News 6: Racist or Generational? Teacher’s ‘cotton picking’ remark sparks community divide
by Briana Supardi
Fri, February 13, 2026 at 7:12 PM
BURNT HILLS, N.Y. (WRGB) — A controversial remark made by a substitute teacher to one of her students is now sparking broader community debate.
The comment was captured in the background of a student’s Chromebook video journal recorded during an eighth-grade class in the Burnt Hills-Ballston Lake Central School District on Wednesday.
In the clip, the substitute teacher can be heard in the background telling a Black student, “Keep your cotton-picking hands to yourself.”
District leaders said they were made aware of the incident and launched an investigation. The substitute teacher was removed from the district’s substitute roster.

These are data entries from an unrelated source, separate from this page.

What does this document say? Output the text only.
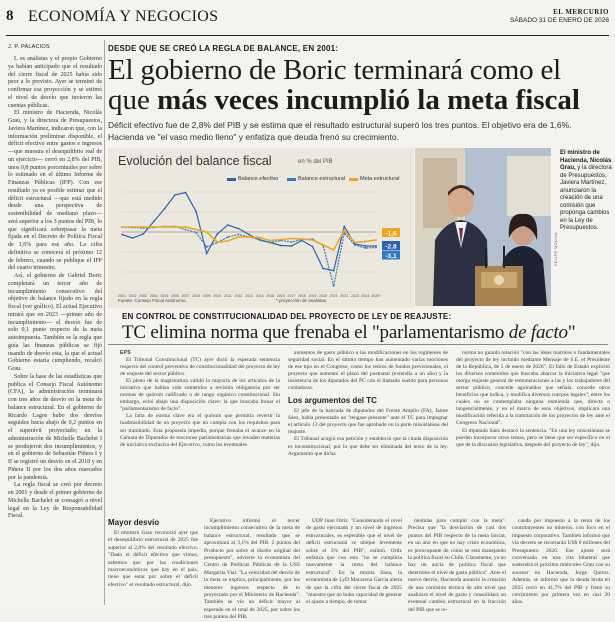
8 ECONOMÍA Y NEGOCIOS	EL MERCURIO
SÁBADO 31 DE ENERO DE 2026
J. P. PALACIOS

L os analistas y el propio Gobierno ya habían anticipado que el resultado del cierre fiscal de 2025 había sido peor a lo previsto. Ayer se terminó de confirmar esa proyección y se estimó el nivel de desvío que tuvieron las cuentas públicas.

El ministro de Hacienda, Nicolás Grau, y la directora de Presupuestos, Javiera Martínez, indicaron que, con la información preliminar disponible, el déficit efectivo entre gastos e ingresos —que muestra el desequilibrio real de un ejercicio— cerró en 2,8% del PIB, unos 0,8 puntos porcentuales por sobre lo estimado en el último Informe de Finanzas Públicas (IFP). Con ese resultado ya es posible estimar que el déficit estructural —que está medido desde una perspectiva de sostenibilidad de mediano plazo— será superior a los 3 puntos del PIB, lo que significará sobrepasar la meta fijada en el Decreto de Política Fiscal de 1,6% para ese año. La cifra definitiva se conocerá el próximo 12 de febrero, cuando se publique el IFP del cuarto trimestre.

Así, el gobierno de Gabriel Boric completará un tercer año de incumplimiento consecutivo del objetivo de balance fijado en la regla fiscal (ver gráfico). El actual Ejecutivo mirará que en 2023 —primer año de incumplimiento— el desvío fue de solo 0,1 punto respecto de la meta autoimpuesta. También se la regla que guía las finanzas públicas se fijó usando de desvío esta, la que el actual Gobierno estaría cumpliendo, recalcó Grau.

Sobre la base de las estadísticas que publica el Consejo Fiscal Autónomo (CFA), la administración terminará con tres años de desvío en la meta de balance estructural. En el gobierno de Ricardo Lagos hubo dos desvíos seguidos hacia abajo de 0,2 puntos en el superávit proyectado; en la administración de Michelle Bachelet I se produjeron dos incumplimientos, y en el gobierno de Sebastián Piñera I y II se registró un desvío en el 2018 y en Piñera II por los dos años marcados por la pandemia.

La regla fiscal se creó por decreto en 2001 y desde el primer gobierno de Michelle Bachelet se consagró a nivel legal en la Ley de Responsabilidad Fiscal.

DESDE QUE SE CREÓ LA REGLA DE BALANCE, EN 2001:
El gobierno de Boric terminará como el
que más veces incumplió la meta fiscal
Déficit efectivo fue de 2,8% del PIB y se estima que el resultado estructural superó los tres puntos. El objetivo era de 1,6%.
Hacienda ve "el vaso medio lleno" y enfatiza que deuda frenó su crecimiento.
Evolución del balance fiscal	en % del PIB
Balance efectivo	Balance estructural	Meta estructural
2001 2002 2003 2004 2005 2006 2007 2008 2009 2010 2011 2012 2013 2014 2015 2016 2017 2018 2019 2020 2021 2022 2023 2024 2025*
-1,6
-2,8
-3,1
Fuente: Consejo Fiscal Autónomo.	* proyección de analistas.
FELIPE MOLINA
El ministro de Hacienda, Nicolás Grau, y la directora de Presupuestos, Javiera Martínez, anunciaron la creación de una comisión que proponga cambios en la Ley de Presupuestos.
EN CONTROL DE CONSTITUCIONALIDAD DEL PROYECTO DE LEY DE REAJUSTE:
TC elimina norma que frenaba el "parlamentarismo de facto"

EPS

El Tribunal Constitucional (TC) ayer dictó la esperada sentencia respecto del control preventivo de constitucionalidad del proyecto de ley de reajuste del sector público.

El pleno de la magistratura validó la mayoría de los artículos de la iniciativa que habían sido sometidos a revisión obligatoria por ser normas de quórum calificado o de rango orgánico constitucional. Sin embargo, echó abajo una disposición clave: la que buscaba frenar el "parlamentarismo de facto".

La falta de norma clave era el quórum que permitía revertir la inadmisibilidad de un proyecto que no cumpla con los requisitos para ser tramitado. Esta propuesta impedía, porque frenaba el avance en la Cámara de Diputados de mociones parlamentarias que invaden materias de iniciativa exclusiva del Ejecutivo, como los eventuales

aumentos de gasto público o las modificaciones en los regímenes de seguridad social. En el último tiempo han aumentado varias mociones de ese tipo en el Congreso, como los retiros de fondos previsionales, el proyecto que aumentó el plazo del postnatal (extendía a un año) y la insistencia de los diputados del PC con el llamado sueldo para personas cuidadoras.

Los argumentos del TC

El jefe de la bancada de diputados del Frente Amplio (FA), Jaime Sáez, había presentado un "tengase presente" ante el TC para impugnar el artículo 13 del proyecto que fue aprobado en la parte misceláneas del reajuste.

El Tribunal acogió esa petición y estableció que la citada disposición es inconstitucional, por lo que debe ser eliminada del texto de la ley. Argumentó que dicha

norma no guarda relación "con las ideas matrices o fundamentales del proyecto de ley incluido mediante Mensaje de S.E. el Presidente de la República, de 5 de enero de 2026". El fallo de Estado explicitó los diversos contenidos que buscaba abarcar la iniciativa legal "que otorga reajuste general de remuneraciones a las y los trabajadores del sector público, concede aguinaldos que señala, concede otros beneficios que indica, y modifica diversos cuerpos legales"; entre los cuales no se contemplaba ninguna enmienda que, directa o tangencialmente, y en el marco de esos objetivos, implicara una modificación referida a la tramitación de los proyectos de ley ante el Congreso Nacional".

El diputado Sáez destacó la sentencia. "En una ley misceláneas se pueden incorporar otros temas, pero se tiene que ser específico en el que de la discusión legislativa, después del proyecto de ley", dijo.

Mayor desvío

El ministro Grau reconoció ayer que el desequilibrio estructural de 2025 fue superior al 2,8% del resultado efectivo. "Dado el déficit efectivo que vimos, sabemos que por las condiciones macroeconómicas que hay en el país, tiene que estar por sobre el déficit efectivo" el resultado estructural, dijo.

Ejecutivo informó el tercer incumplimiento consecutivo de la meta de balance estructural, resultado que se aproximará al 3,1% del PIB. 2 puntos del Producto por sobre el diseño original del presupuesto", advierte la economista del Centro de Políticas Públicas de la USS Margarita Vial. "La velocidad del desvío de la meta se explica, principalmente, por los menores ingresos respecto de lo proyectado por el Ministerio de Hacienda". También se vio un déficit mayor al esperado en el total de 2025, por sobre los tres puntos del PIB.

UDP Juan Ortiz. "Considerando el nivel de gasto ejecutado y un nivel de ingresos estructurales, es esperable que el nivel de déficit estructural se ubique levemente sobre el 3% del PIB", estimó. Ortiz enfatiza que con esto "no se cumpliría nuevamente la meta del balance estructural". En la misma línea, la economista de LyD Macarena García alerta de que la cifra del cierre fiscal de 2025 "muestra que no hubo capacidad de generar el ajuste a tiempo, de tomar

medidas para cumplir con la meta". Precisa que "la desviación de casi dos puntos del PIB respecto de la meta inicial, en un año en que no hay crisis económica, es preocupante de cómo se está manejando la política fiscal en Chile. Claramente, ya no hay un ancla de política fiscal que determine el nivel de gasto público". Ante el nuevo desvío, Hacienda anunció la creación de una comisión técnica de alto nivel que analizará el nivel de gasto y consolidará un eventual cambio estructural en la fracción del PIB que se re-

cauda por impuesto a la renta de los contribuyentes no mineros, con foco en el impuesto corporativo. También informó que vía decreto se recortarán US$ 0 millones del Presupuesto 2026. Ese ajuste será conversado en una cita bilateral que sostendrá el próximo miércoles Grau con su sucesor en Hacienda, Jorge Quiroz. Además, se informó que la deuda bruta en 2025 cerró en 41,7% del PIB y frenó su crecimiento por primera vez en casi 20 años.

In a statement, the district said it does not “accept or overlook racist comments or actions in any form” and reaffirmed its commitment to maintaining a culture of safety and mutual respect.
To better understand the origins of the phrase, CBS6 spoke with Lacey Wilson, a program manager at the Underground Railroad Education Center in Albany.
Wilson said the expression traces back to the literal act of picking cotton by hand in the American South — labor performed largely by enslaved Black Americans and later by Black laborers through systems such as sharecropping and debt peonage.
“We know that a majority of the cotton picked in this country was by Black hands,” Wilson said, noting that the practice extended into the 20th century.